IF we’re governing by the lemming model, then we have to get rid of anything else that is unique, like RUCO and the Citizen Initiative Petition (which some remember is why we got the Protest Petition exemption in 1971). More important, history is full of things that “everybody” used to do, until we grew to understand that it wasn’t fair and equal treatment for all.
Our zoning process isn’t broken: Developers meet with neighbors (or suffer the consequences), compromises are made, some applications are withdrawn, some are denied. It is a very rare case that remains so legitimately controversial that there is a close vote at Council.
TREBIC supports the current strict rules for public notice and supported Greensboro’s recent change to earlier and more widespread notification rules and website posting of rezoning information.
Most developers voluntarily meet with neighbors. Greensboro’s draft land development ordinance officially encourages this and so does TREBIC.
Rezonings already require a 2/3 vote to pass (6 of 9 votes), or else a second reading at the next meeting, giving opponents 2 to 3 extra weeks to lobby the issue further.
Greensboro’s Conditional Use Rezonings are legislative rather than quasi-judicial, to allow neighbors more effective involvement in the process, and TREBIC supports this.
Good Planning: Large master-planned projects have long been considered good planning because of they can do more environmental protection, serve more segments of society and meet more community needs. But neither Adams Farm nor Lake Jeanette, 2 Greensboro gems, would have been built with a Protest Petition. These days, smarter growth management plans like Greensboro’s promote infill, higher densities and mixed uses.
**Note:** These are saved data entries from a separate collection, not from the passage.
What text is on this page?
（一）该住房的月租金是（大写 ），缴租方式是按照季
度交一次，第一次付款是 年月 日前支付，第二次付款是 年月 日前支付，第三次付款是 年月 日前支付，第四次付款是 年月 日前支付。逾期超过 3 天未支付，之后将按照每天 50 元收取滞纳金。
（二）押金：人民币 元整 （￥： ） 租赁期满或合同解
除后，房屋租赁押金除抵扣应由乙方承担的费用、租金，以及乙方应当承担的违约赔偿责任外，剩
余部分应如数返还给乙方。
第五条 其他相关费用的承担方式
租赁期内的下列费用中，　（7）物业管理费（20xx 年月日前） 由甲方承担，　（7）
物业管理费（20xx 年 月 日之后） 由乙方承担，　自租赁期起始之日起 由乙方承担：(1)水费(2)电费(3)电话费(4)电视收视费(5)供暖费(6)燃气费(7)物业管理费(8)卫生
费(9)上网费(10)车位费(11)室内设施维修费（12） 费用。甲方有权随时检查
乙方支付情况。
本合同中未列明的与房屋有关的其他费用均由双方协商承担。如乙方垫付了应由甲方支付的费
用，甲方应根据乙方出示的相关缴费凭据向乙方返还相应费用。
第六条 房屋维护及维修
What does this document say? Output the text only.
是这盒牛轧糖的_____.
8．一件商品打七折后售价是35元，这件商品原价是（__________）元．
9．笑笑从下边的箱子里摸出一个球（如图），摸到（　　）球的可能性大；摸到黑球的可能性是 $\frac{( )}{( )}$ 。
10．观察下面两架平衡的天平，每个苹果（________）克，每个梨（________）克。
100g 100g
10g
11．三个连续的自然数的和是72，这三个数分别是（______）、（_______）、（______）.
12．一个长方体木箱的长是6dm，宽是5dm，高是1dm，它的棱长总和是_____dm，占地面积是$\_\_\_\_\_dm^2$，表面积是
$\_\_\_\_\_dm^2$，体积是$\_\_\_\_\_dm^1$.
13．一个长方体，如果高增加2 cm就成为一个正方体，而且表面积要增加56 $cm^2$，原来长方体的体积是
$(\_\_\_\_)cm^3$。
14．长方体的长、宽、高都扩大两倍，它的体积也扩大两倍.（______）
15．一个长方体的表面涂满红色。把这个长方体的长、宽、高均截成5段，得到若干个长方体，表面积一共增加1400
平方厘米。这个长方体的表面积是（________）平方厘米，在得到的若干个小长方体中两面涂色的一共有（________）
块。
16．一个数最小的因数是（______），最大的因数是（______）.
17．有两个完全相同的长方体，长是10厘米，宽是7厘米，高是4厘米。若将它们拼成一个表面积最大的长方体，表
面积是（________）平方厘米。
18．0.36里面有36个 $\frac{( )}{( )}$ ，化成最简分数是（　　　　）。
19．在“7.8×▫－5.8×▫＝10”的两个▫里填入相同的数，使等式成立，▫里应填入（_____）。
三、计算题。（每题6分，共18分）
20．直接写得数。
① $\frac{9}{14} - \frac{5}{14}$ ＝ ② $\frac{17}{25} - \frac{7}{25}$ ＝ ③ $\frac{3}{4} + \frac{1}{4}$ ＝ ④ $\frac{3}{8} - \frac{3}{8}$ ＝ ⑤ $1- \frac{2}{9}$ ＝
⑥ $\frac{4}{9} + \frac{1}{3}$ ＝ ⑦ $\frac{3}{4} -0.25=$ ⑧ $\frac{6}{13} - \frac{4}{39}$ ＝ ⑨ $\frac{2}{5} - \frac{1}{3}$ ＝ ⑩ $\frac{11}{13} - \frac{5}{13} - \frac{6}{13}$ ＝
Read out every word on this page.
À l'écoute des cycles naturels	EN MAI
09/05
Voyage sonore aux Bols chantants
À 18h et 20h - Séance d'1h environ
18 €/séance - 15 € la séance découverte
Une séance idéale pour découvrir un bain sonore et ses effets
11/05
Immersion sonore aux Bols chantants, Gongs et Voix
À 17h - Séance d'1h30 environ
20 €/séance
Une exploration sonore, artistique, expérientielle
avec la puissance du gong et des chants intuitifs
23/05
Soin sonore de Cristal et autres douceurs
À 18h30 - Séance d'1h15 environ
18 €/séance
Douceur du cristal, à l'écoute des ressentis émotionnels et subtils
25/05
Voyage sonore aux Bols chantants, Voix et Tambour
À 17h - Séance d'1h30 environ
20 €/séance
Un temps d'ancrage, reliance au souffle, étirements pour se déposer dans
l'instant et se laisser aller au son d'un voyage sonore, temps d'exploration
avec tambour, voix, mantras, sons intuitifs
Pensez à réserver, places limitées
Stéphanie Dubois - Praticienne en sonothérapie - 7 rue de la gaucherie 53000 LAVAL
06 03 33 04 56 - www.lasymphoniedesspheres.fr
Our revamped Land Development Ordinance (set to be adopted in 2009) seeks to implement these concepts while minimizing impacts on existing neighborhoods. In the interim, Conditional zoning is used to mitigate site specific issues. But NIMBYism is a real barrier to good planning and protest petitions make it even harder.
Smarter growth management plans like Greensboro’s promote infill, higher densities and mixed uses. But neighborhood opposition is a very real barrier to these planning concepts and protest petitions make it even harder.
Why not?: Proponents say that since only 4 cases statewide in 2006 were affected by Protest Petitions, they have had no great impact on development in other cities and they must be OK. We say if they have had no great impact, what is the compelling reason to pass such an unfair ordinance in the first place?
We’ll never know how many projects died because of the threat of a petition. Or the extra cost of conditions that may not have been truly justifiable.
Protest petitions were “born” nearly a century ago because getting information was difficult, but now we’re in the “information age. Frankly, the protest petition is antiquated and should be repealed statewide.